Rheumatoid Arthritis (RA) is a debilitating, chronic autoimmune disease characterised by inflammation of the synovial joints, most often involving hands and feet. This inflammation can damage the bone, cartilage, and ligaments in the joints, which causes joint deformity and loss of function. RA causes physical complaints, such as increased pain levels and reduced physical functioning and socioeconomic problems such as loss of work and earning ability. RA continues to be associated with premature mortality, and while the cause of RA remains unknown, symptoms can be treated effectively, even though there is no cure available. Given the combination of these characteristics, Arthritis & Osteoporosis WA (AOWA)/Arthritis Australia needs to have accurate knowledge about the frequency and severity of RA in Australia to target service providers and inform policymakers.
The reported worldwide RA prevalence varies widely, and it is unclear whether this is due to inconsistencies in defining populations or variations in data sources used to identify patients with RA (e.g., based on patient organisations, hospital registries) and/or variation in data collection and/or criteria employed for RA classification. To date, there is no data available for Australia. Still, most Australian organisations work with a population frequency of RA of 2.0 %, based on self-reported data in the National Health Survey (NHS) 2014-2015. Self-reported data is, however, less reliable as they tend to overestimate disease frequencies.
Given these uncertainties, UWA researchers, with the support of AOWA, have started working on obtaining precise RA prevalence and severity measures in WA. The first step was to gather all relevant medical literature on the topic and perform a systemic review to estimate the global RA prevalence in population-based studies and investigate the effect of different methodologies on RA prevalence rates. Following the approach recommended by the Joanna Briggs Institute in SA, 66 published population-based studies were collected with a total of 221,329 participants. Data came from 41 countries and covered all continents except Oceania. The mean global point and period prevalence rate for RA were 0.56% and 0.51%, respectively, with the highest point prevalence of RA (0.69%) seen in urban areas of North America (incl. Cuba and Mexico). In contrast, diverse regions of Asia (Saudi Arabia and Oman) saw the lowest point prevalence rates (0.29%).
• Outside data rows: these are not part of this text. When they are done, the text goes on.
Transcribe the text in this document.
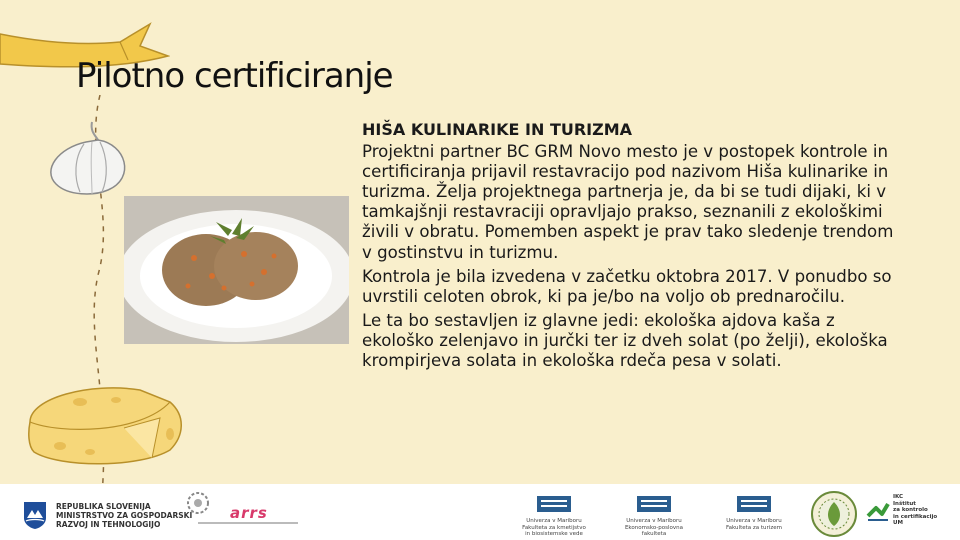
Pilotno certificiranje

HIŠA KULINARIKE IN TURIZMA

Projektni partner BC GRM Novo mesto je v postopek kontrole in certificiranja prijavil restavracijo pod nazivom Hiša kulinarike in turizma. Želja projektnega partnerja je, da bi se tudi dijaki, ki v tamkajšnji restavraciji opravljajo prakso, seznanili z ekološkimi živili v obratu. Pomemben aspekt je prav tako sledenje trendom v gostinstvu in turizmu.

Kontrola je bila izvedena v začetku oktobra 2017. V ponudbo so uvrstili celoten obrok, ki pa je/bo na voljo ob prednaročilu.

Le ta bo sestavljen iz glavne jedi: ekološka ajdova kaša z ekološko zelenjavo in jurčki ter iz dveh solat (po želji), ekološka krompirjeva solata in ekološka rdeča pesa v solati.

REPUBLIKA SLOVENIJA
MINISTRSTVO ZA GOSPODARSKI
RAZVOJ IN TEHNOLOGIJO
arrs	Univerza v Mariboru
Fakulteta za kmetijstvo
in biosistemske vede
Univerza v Mariboru
Ekonomsko-poslovna fakulteta
Univerza v Mariboru
Fakulteta za turizem
IKC
Inštitut
za kontrolo
in certifikacijo
UM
Figure 1 provides a graphic overview of the regional data on worldwide RA prevalence per 100.000 population. Based on this evidence, we considered it likely that the RA prevalence in (Western) Australia was 0.5-0.7 %, as there is no reason to assume that RA prevalence in WA would be 3-4 times higher than in the rest of the world.
As a second step, the researchers focused on the prevalence and severity of RA in patients included in the West Australian Rheumatic Disease Epidemiological Registry (WARDER). With 17,125 RA patients, a crude preliminary analysis indicated that the RA prevalence in WA for the period 1980-2015 was around 0.6 -0.7%. These preliminary data will require further scrutiny before publication but support the review findings that the RA prevalence in WA (and likely Australia) is much lower than presumed and most likely to be similar to the rest of the (western) world.
Through a further process, where RA WARDER data were linked to the WA Death Registry, age-adjusted mortality rates/100.000 were calculated for RA patients and compared to the WA general population mortality rate by mortality rate ratios (MRR). The main finding was that the age-adjusted mortality rate was 2.5-times (MRR 2.5; 95%CI: 2.52-2.65) higher in RA patients than the general population for the entire study period 1980- 2015. However, the age-adjusted mortality risk in RA patients reduced to 1.5-times in the period 2011-2015 (MRR 1.5, 95%CI: 1.39-1.81).
While more detailed analyses are needed to investigate the effects of gender and comorbid conditions, these data suggest that improvements over time in disease management have reduced the premature mortality risk for RA patients in WA. However, there clearly remains room for further improvement.
By Prof Hans Nossent MD, PhD, FRACP, Chair of Rheumatology and Musculoskeletal Medicine, UWA
- Almutairi KB, Nossent JC, Preen DB, Keen HI, Inderjeeth CA.J . The Prevalence of Rheumatoid Arthritis: A Systematic Review of Population-based Studies.Rheumatol. 2021 May;48(5):669-676. doi: 10.3899/jrheum.200367.
- Almutairi K, Nossent J, Preen D, Keen H, Inderjeeth C. The global prevalence of rheumatoid arthritis: a meta-analysis based on a systematic review.Rheumatol Int. 2021 May;41(5):863-877. doi: 10.1007/s00296-020-04731-0.
- Almutairi K, Inderjeeth C, Preen DB, Keen H, Rogers K, Nossent J. The accuracy of administrative health data for identifying patients with rheumatoid arthritis: a retrospective validation study using medical records in Western Australia.Rheumatol Int. 2021 Apr;41(4):741-750. doi: 10.1007/s00296-021-04811-9.